In 2001 UC-San Diego sociologist David Phillips and his colleagues noted that deaths by heart disease seem to occur with unusual frequency among Chinese and Japanese patients on the 4th of the month. A study of death records revealed a 7 percent increase in cardiac deaths on that date, compared with the daily average for the rest of the week. And deaths from chronic heart disease were 13 percent higher.

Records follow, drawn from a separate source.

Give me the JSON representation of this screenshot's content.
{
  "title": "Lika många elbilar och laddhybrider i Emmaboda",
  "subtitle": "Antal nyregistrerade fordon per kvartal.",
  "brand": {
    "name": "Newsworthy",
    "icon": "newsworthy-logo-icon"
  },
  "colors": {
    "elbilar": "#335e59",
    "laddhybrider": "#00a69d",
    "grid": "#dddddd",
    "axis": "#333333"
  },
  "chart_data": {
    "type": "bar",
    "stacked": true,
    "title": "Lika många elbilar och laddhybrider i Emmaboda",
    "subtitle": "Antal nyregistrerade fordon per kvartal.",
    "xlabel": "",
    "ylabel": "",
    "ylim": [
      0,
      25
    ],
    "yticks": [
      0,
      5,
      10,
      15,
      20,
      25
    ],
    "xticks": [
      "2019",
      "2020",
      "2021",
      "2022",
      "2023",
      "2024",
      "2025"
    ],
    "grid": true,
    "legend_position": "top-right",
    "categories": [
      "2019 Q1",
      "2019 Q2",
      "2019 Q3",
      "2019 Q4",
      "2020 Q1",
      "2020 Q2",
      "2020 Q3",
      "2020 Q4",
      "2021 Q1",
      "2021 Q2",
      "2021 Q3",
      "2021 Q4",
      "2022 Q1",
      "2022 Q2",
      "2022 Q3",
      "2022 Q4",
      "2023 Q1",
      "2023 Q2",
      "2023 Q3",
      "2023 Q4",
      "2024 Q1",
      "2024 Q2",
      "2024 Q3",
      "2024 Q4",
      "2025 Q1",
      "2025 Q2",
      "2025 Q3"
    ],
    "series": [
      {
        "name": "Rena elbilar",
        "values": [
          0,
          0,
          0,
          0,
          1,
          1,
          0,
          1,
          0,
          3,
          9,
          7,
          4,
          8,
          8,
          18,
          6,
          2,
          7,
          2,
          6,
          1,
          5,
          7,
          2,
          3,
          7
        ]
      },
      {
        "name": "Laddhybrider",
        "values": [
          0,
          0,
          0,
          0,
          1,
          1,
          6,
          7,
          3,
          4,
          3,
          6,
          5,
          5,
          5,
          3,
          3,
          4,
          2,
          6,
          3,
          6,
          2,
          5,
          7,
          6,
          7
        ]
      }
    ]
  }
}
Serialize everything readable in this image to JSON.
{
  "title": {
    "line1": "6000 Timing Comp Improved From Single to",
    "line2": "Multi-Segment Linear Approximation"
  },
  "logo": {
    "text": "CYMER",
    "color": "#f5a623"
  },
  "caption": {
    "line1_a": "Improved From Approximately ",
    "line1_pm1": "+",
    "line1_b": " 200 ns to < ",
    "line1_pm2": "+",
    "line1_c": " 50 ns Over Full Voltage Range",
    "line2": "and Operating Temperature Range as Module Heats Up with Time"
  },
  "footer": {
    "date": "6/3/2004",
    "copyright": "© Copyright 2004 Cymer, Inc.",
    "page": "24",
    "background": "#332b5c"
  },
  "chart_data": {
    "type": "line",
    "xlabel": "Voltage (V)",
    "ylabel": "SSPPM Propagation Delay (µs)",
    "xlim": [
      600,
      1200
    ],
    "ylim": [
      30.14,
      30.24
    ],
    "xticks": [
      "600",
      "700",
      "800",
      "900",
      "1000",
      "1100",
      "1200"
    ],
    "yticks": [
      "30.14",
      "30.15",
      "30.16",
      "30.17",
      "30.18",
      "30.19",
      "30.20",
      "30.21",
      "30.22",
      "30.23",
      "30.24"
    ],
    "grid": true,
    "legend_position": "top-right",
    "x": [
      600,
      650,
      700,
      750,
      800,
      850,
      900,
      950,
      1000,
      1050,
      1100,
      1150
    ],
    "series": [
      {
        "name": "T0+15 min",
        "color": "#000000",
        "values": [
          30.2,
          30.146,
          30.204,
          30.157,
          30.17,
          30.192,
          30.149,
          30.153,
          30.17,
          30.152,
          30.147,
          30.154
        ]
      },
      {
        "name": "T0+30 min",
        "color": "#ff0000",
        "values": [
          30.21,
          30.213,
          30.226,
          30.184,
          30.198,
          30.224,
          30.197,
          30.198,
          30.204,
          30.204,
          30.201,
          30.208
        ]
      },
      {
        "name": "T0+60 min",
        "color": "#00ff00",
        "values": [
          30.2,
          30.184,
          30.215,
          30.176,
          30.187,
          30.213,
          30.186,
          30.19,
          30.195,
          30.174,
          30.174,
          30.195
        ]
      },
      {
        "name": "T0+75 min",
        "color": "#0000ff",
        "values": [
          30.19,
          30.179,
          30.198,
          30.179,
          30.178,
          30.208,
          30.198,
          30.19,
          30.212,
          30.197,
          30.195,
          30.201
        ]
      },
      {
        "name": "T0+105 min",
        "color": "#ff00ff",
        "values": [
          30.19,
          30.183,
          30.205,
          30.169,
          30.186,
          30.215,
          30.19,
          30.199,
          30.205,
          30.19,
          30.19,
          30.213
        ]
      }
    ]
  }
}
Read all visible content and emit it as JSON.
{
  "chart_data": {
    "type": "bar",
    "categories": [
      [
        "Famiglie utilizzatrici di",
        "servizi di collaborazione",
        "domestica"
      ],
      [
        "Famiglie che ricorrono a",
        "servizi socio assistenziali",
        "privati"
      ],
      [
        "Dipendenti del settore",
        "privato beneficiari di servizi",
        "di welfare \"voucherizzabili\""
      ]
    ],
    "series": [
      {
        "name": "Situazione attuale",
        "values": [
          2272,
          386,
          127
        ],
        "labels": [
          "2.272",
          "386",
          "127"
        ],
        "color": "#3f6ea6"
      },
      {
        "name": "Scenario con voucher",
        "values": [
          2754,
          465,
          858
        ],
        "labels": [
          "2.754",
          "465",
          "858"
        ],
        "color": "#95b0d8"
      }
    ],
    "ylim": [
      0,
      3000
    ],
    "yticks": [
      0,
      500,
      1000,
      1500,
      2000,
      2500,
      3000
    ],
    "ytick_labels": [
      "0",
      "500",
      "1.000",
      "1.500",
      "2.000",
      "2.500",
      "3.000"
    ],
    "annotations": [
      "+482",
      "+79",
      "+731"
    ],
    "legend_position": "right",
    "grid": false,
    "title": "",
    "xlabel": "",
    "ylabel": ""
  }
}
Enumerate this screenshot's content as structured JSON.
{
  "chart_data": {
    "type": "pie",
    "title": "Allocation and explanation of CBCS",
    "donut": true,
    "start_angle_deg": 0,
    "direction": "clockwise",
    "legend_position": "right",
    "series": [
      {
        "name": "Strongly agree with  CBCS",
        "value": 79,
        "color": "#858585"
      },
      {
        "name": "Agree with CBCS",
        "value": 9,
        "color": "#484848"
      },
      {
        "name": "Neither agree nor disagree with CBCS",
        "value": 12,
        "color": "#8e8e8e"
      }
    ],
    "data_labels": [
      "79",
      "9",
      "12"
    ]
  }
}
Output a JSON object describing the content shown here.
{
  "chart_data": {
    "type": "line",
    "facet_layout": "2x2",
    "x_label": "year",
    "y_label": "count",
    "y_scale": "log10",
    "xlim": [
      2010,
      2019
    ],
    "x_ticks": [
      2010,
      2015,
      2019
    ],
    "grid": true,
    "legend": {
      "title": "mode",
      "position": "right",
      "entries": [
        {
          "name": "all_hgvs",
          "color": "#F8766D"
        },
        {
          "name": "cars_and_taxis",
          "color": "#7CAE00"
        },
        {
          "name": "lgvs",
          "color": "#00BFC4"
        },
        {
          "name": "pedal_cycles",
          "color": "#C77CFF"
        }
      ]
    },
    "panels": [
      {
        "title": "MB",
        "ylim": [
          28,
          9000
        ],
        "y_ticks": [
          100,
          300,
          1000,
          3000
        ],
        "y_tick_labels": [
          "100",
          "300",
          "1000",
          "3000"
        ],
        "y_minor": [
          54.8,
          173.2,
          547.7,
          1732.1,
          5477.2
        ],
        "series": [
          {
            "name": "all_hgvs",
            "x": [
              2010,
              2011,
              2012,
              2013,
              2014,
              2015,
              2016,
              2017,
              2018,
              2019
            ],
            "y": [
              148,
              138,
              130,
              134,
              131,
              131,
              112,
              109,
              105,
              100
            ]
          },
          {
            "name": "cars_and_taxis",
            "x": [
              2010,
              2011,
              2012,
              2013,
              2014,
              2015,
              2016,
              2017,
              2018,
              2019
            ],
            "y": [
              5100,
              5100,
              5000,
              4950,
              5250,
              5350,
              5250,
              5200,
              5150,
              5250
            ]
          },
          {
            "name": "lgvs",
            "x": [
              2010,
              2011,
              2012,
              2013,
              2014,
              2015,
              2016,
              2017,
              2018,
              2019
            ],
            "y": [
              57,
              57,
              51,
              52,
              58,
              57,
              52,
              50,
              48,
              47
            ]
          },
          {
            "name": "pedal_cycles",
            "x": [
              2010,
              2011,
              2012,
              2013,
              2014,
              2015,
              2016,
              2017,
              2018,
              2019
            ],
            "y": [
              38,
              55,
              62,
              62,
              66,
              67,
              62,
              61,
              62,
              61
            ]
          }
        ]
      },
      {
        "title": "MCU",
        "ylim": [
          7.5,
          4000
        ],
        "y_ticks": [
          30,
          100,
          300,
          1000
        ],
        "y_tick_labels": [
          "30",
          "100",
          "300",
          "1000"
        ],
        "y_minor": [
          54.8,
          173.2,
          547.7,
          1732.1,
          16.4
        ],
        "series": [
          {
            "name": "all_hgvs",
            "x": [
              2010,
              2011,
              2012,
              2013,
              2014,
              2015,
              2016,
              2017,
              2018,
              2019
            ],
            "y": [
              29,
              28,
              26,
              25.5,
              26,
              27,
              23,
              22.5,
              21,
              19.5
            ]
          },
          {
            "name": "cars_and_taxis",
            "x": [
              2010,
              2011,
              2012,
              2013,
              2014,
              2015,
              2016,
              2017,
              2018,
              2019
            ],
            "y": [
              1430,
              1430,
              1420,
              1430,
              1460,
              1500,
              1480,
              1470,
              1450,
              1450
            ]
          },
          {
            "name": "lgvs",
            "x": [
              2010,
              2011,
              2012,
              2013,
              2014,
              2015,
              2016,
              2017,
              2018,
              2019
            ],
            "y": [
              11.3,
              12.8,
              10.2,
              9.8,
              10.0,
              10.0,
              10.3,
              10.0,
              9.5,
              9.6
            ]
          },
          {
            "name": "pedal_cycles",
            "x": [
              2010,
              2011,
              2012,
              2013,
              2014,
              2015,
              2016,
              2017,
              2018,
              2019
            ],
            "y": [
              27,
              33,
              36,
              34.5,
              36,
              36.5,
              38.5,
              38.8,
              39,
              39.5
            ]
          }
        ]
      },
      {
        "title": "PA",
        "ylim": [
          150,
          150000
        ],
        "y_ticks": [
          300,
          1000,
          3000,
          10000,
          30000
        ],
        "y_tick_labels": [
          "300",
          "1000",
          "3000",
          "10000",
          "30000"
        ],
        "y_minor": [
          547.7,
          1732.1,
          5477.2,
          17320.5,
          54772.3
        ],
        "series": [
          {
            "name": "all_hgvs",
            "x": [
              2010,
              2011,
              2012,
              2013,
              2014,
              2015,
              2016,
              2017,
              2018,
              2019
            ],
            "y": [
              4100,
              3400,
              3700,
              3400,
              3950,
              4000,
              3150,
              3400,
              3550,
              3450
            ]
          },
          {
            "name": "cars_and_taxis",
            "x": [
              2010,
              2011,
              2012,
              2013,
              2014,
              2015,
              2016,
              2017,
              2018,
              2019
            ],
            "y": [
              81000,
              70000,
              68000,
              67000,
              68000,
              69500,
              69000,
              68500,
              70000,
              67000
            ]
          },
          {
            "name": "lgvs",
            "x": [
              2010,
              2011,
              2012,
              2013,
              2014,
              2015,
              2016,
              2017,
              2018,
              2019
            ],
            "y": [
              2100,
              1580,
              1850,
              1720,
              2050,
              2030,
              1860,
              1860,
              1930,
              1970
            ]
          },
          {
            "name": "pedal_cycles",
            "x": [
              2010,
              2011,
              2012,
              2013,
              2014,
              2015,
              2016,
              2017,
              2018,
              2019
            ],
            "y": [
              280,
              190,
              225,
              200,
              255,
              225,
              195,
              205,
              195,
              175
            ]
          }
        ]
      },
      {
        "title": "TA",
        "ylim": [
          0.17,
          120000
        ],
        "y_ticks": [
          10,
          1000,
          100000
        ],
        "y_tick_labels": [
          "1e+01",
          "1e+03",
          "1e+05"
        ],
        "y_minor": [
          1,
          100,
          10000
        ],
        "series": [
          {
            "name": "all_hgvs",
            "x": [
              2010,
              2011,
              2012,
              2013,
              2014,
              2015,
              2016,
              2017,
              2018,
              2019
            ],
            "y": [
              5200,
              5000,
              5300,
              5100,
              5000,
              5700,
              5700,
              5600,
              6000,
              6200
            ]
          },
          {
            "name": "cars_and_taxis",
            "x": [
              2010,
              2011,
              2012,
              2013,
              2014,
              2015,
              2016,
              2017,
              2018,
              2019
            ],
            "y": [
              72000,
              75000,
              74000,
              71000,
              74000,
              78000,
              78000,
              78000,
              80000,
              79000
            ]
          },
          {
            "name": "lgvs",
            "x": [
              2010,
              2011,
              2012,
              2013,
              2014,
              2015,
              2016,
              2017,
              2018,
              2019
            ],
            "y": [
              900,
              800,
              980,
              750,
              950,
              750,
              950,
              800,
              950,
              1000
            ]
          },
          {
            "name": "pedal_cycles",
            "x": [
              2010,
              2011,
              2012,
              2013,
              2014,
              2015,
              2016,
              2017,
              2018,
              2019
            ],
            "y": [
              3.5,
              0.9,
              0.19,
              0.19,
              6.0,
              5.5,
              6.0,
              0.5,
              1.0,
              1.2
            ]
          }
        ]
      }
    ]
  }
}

One explanation is that the number 4 sounds like the word for “death” in Mandarin, Cantonese and Japanese, which causes discomfort and apprehension among some people. The effect is so strong that some Chinese and Japanese hospitals refrain from assigning the number 4 to floors or rooms. The psychological stress brought on by that date, the researchers suggest, may underlie the higher mortality.
They dubbed this the Baskerville effect, after the Arthur Conan Doyle novel in which a seemingly diabolical dog chases a man, who flees and suffers a fatal heart attack. “This Baskerville effect seems to exist in fact as well as in fiction,” they wrote in the British Medical Journal (PDF).
“Our findings are consistent with the scientific literature and with a famous, non-scientific story. The Baskerville effect exists both in fact and in fiction and suggests that Conan Doyle was not only a great writer but a remarkably intuitive physician as well.”